J Chem Theory Comput ; 11(6): 2536-49, 2015 Jun 09.
Article in English | MEDLINE | ID: mdl-26575553

ABSTRACT

We extend our previous linear basis function approach for alchemical free energy calculations to the insertion and deletion of charged particles in dense fluids. We compute a near optimal statistical path to introduce Coulombic interactions into various molecules in solution and find that this near optimal path is only marginally more efficient than simple linear coupling of electrostatics in all cases where a repulsive core is already present. We also explore the order in which nonbonded forces are coupled to the environment in alchemical transformations. We test two sets of Lennard-Jones basis functions, a Weeks-Chandler-Andersen (WCA) and a 12-6 decomposition of the repulsive and attractive forces turned on in sequence along with changes in charge, to determine a statistically optimized order in which forces should be coupled. The WCA decomposition has lower statistical uncertainty as coupling the attractive r(-6) basis function contributes non-negligible statistical error. In all cases, the charge should be coupled only after the repulsive core is fully coupled, and the WCA attractive portion can be coupled at any stage without significantly changing the efficiency. The statistical uncertainty of two of the basis function approaches with charged particles is nearly identical to the soft core approach for decoupling electrostatics, though the correlation times for sampling are often longer for a soft core electrostatics approach than the basis function approach.
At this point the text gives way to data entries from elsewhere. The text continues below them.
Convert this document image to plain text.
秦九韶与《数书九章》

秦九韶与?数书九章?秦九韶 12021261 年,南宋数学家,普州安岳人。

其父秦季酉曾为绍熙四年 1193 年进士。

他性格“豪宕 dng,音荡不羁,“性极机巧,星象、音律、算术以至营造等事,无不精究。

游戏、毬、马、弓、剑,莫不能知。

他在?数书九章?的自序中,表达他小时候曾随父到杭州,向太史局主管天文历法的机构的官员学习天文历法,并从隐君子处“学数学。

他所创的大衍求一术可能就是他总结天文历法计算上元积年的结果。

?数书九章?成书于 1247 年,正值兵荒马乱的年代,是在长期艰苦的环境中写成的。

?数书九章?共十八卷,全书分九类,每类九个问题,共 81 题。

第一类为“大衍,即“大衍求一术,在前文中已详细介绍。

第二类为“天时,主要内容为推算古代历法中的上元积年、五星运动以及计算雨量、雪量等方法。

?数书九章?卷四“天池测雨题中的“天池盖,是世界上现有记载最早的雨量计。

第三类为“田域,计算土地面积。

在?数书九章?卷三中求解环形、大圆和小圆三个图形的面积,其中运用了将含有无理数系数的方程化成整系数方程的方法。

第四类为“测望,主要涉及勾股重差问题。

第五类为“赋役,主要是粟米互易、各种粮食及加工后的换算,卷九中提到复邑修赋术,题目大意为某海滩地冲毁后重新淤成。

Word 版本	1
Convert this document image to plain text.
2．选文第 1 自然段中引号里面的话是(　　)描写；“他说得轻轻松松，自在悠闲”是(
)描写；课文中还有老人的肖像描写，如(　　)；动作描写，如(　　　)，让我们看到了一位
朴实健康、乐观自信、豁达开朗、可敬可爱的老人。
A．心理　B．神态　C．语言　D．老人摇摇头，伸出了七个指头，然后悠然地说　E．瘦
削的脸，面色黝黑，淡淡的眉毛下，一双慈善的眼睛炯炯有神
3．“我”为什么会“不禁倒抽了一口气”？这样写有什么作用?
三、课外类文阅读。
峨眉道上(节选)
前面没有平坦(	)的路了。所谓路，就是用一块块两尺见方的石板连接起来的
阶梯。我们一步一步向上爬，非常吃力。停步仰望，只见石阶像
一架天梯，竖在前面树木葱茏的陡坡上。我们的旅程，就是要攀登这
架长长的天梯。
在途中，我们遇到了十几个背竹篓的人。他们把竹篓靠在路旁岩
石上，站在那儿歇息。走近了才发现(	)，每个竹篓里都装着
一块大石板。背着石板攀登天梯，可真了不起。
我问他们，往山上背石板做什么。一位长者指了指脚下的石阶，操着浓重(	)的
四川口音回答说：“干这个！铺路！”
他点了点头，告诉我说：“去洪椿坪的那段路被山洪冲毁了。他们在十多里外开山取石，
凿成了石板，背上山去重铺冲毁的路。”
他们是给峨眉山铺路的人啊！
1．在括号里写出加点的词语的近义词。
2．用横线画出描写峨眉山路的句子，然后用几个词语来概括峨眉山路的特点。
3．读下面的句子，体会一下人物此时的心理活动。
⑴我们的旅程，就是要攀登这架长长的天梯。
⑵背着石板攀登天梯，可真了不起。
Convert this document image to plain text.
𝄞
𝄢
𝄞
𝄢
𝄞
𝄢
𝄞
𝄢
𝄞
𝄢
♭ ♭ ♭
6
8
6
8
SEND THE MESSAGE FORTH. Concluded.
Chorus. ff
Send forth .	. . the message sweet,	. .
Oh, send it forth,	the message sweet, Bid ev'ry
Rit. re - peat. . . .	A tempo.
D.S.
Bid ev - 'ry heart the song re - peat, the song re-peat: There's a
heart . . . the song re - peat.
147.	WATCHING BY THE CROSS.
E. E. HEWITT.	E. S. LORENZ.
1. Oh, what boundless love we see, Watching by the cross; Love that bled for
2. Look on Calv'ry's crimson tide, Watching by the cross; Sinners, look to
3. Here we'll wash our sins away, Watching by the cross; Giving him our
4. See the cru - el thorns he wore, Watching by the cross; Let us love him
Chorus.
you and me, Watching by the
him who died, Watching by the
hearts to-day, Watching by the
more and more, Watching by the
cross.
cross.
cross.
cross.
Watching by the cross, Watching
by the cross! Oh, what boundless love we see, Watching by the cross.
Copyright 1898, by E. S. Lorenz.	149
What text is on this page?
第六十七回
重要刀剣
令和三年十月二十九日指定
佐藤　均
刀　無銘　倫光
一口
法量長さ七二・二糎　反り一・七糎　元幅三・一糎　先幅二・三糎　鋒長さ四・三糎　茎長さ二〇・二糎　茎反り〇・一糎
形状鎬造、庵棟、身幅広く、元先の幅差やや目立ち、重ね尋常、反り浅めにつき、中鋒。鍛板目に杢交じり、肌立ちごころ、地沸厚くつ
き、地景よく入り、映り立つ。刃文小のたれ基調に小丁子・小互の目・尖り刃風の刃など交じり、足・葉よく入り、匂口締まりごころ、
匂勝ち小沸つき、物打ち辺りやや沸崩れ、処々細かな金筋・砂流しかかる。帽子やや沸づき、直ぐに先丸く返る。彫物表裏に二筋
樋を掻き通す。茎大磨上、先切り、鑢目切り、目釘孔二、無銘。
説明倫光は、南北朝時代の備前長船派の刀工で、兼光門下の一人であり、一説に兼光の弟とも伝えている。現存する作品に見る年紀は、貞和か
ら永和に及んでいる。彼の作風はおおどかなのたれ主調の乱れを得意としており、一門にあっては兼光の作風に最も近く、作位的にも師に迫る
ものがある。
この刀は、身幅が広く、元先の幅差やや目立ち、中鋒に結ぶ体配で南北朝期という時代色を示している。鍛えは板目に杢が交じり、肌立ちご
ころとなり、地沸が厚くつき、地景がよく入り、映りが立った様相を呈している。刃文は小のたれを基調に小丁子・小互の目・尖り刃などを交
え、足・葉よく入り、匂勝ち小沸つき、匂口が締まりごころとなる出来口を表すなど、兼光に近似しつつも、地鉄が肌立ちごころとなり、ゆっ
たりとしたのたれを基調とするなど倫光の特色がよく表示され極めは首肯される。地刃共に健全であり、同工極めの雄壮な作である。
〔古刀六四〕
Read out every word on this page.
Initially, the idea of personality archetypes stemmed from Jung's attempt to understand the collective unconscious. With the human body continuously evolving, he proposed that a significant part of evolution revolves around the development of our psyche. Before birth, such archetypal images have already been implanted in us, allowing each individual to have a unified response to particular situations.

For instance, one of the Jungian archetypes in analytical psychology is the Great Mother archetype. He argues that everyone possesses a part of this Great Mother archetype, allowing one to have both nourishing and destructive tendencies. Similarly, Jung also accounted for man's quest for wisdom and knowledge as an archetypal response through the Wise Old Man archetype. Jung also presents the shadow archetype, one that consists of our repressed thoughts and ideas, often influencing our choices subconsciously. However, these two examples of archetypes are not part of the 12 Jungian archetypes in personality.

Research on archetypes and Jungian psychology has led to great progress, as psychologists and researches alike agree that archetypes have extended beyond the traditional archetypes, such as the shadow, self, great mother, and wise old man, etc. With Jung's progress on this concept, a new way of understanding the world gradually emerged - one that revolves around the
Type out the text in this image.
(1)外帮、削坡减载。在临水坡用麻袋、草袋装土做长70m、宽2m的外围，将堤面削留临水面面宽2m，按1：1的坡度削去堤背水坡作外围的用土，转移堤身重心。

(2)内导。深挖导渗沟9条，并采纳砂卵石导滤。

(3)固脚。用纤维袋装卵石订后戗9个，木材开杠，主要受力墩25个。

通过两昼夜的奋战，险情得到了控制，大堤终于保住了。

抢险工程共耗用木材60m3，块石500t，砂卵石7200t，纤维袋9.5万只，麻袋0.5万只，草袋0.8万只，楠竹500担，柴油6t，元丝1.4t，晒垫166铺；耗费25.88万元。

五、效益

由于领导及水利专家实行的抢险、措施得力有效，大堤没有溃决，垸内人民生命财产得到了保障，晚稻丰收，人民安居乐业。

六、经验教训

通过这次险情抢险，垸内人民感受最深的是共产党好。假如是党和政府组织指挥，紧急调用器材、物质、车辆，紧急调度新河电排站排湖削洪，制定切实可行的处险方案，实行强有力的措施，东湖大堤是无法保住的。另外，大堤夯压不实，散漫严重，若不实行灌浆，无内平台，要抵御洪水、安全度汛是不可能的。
The basis function approach for introducing or removing molecules or functional groups thus represents a useful alternative to the soft core approach with a number of clear computational advantages.

6.
J Chem Theory Comput ; 10(3): 1128-49, 2014 Mar 11.
Article in English | MEDLINE | ID: mdl-26580188

ABSTRACT

We present a general approach to transform between molecular potential functions during free energy calculations using a variance minimized linear basis functional form. This approach splits the potential energy function into a sum of pairs of basis functions, which depend on coordinates, and 'alchemical' switches, which depend only on the coupling variable. The power of this approach is that, first, the calculation of the coupling parameter dependent terms is removed from inner loop force calculation routines, second, the flexibility in specifying basis functions and alchemical switches allows users to choose transformation pathways that maximize statistical efficiency, and third, it is possible to predict entirely in postprocessing, without any additional energy evaluations, the thermodynamic properties along any alchemical path with moderate overlap from an initial simulation that uses the same basis functions. This allows construction of optimized, minimum variance alchemical switches from a single simulation with fixed basis functions and trial alchemical switching functions. We describe how to construct these linear basis potentials for real molecular systems of different sizes and shapes, considering particularly the problems of eliminating singularities and minimizing variance of particle removal in dense fluids. The statistical error in free energy calculations using the optimized basis functions is lower than standard soft core models, and approach the minimum variance possible over all pair potentials. We recommend an optimized set of basis functions and alchemical switches for standard molecular free energy calculations.